Cinta diri cenderung mengarahkan manusia ke egosentrisme, mengakibatkan ketidakbahagiaan. Kebaikan dan
watak pribadi manusia bersumber pula pada nilai keseimbangan proporsi cinta
pribadi dengan sesama dan dengan Tuhan yang mahaesa. Dengan perkataan lain,
kesejahteraan rohani dan kebahagiaan pribadi manusia yang hakiki ialah
kesadarannya dalam menghayati cinta Tuhan dan hasrat luhurnya mencintai Tuhan
dan sesamanya.
Nilai instrinsik ajaran filsafat Pancasila sedemikian mendasar,
komprehensif, bahkan luhur dan ideal, meliputi: multi-eksistensial dalam
realitas horisontal; dalam hubungan teleologis; normatif dengan mahasumber kesemestaan (Tuhan dengan
‘ikatan’ hukum alam dan hukum moral yang psikologis-religius); kesadaran
pribadi yang natural, sosial, spiritual, supranatural dan suprarasional.
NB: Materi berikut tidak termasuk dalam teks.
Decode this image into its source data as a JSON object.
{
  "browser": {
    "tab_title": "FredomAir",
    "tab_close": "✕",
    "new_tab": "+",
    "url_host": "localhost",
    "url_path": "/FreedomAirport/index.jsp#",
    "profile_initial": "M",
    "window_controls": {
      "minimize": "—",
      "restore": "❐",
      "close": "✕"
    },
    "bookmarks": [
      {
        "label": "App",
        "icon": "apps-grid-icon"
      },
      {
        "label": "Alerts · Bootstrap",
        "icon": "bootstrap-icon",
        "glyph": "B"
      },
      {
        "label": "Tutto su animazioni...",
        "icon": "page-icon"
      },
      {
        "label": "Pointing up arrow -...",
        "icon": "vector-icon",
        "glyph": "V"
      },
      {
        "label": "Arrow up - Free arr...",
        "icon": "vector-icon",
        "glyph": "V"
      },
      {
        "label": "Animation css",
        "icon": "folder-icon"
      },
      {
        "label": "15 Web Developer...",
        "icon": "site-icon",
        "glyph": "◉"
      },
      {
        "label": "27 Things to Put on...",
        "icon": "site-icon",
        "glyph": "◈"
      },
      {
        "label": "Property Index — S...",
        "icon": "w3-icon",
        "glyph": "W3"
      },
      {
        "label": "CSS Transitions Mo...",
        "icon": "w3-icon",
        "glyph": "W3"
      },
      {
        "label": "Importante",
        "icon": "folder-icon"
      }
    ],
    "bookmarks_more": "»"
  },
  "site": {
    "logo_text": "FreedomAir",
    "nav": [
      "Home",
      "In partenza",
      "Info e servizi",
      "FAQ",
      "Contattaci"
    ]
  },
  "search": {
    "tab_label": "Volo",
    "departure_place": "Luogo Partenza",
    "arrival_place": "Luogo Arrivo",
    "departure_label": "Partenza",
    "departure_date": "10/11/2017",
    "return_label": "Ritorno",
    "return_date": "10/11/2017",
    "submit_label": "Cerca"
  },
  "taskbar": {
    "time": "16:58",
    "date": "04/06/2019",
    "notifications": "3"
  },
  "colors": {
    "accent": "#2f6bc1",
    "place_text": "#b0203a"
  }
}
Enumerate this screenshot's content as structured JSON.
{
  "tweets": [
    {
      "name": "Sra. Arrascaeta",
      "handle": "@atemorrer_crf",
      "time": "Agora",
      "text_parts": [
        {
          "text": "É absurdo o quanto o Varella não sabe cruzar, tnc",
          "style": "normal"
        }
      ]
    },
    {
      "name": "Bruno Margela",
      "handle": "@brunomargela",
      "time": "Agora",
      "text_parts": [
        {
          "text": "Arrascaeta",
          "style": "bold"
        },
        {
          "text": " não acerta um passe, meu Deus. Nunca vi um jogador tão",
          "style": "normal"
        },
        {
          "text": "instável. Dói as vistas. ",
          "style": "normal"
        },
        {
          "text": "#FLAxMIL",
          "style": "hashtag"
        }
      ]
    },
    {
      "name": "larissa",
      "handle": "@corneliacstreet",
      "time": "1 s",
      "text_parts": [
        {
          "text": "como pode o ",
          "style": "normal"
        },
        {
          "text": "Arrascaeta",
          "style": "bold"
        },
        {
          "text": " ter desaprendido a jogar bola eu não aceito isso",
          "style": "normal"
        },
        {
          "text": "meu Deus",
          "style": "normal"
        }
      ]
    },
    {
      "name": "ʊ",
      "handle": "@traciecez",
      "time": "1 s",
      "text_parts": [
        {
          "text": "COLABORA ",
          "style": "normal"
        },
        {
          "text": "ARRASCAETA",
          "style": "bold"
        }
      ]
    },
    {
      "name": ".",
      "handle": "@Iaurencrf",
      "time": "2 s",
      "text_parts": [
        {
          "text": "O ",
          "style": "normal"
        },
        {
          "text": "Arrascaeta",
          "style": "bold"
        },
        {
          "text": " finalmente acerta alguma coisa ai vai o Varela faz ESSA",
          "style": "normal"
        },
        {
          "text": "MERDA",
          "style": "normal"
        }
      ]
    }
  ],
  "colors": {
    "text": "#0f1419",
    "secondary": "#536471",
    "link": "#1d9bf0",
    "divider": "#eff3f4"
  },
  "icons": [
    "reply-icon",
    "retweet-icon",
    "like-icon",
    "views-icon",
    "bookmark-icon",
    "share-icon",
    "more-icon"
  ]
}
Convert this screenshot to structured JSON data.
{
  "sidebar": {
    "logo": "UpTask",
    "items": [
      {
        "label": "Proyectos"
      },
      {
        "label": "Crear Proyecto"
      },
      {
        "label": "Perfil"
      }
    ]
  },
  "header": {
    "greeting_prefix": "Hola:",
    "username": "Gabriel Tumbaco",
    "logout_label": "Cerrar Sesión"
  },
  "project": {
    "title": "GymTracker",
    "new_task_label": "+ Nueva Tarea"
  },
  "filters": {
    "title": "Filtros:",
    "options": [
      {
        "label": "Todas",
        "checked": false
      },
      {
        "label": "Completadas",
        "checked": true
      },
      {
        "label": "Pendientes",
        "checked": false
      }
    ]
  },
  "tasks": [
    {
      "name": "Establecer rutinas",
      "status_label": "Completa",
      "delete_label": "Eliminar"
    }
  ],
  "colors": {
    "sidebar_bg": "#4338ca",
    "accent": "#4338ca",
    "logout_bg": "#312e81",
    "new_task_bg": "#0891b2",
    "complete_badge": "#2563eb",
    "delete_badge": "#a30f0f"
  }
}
Penghayatannya pun multi-eksistensial, bahkan praeksistensi, eksistensi (real-self
dan ideal-self), bahkan demi tujuan akhir pada periode post-existence
(demi kehidupan abadi), menunjukkan wawasan eksistensial yang normatif-ideal.
Secara instrinsik dan potensial, nilai-nilai Pancasila memenuhi tuntutan
hidup manusia karena nilai filsafat sejatinya adalah untuk menjamin keutuhan
kepribadian dan tidak mengakibatkan
konflik kejiwaan maupun dilematika moral. Bersyukurlah kita punya Pancasila!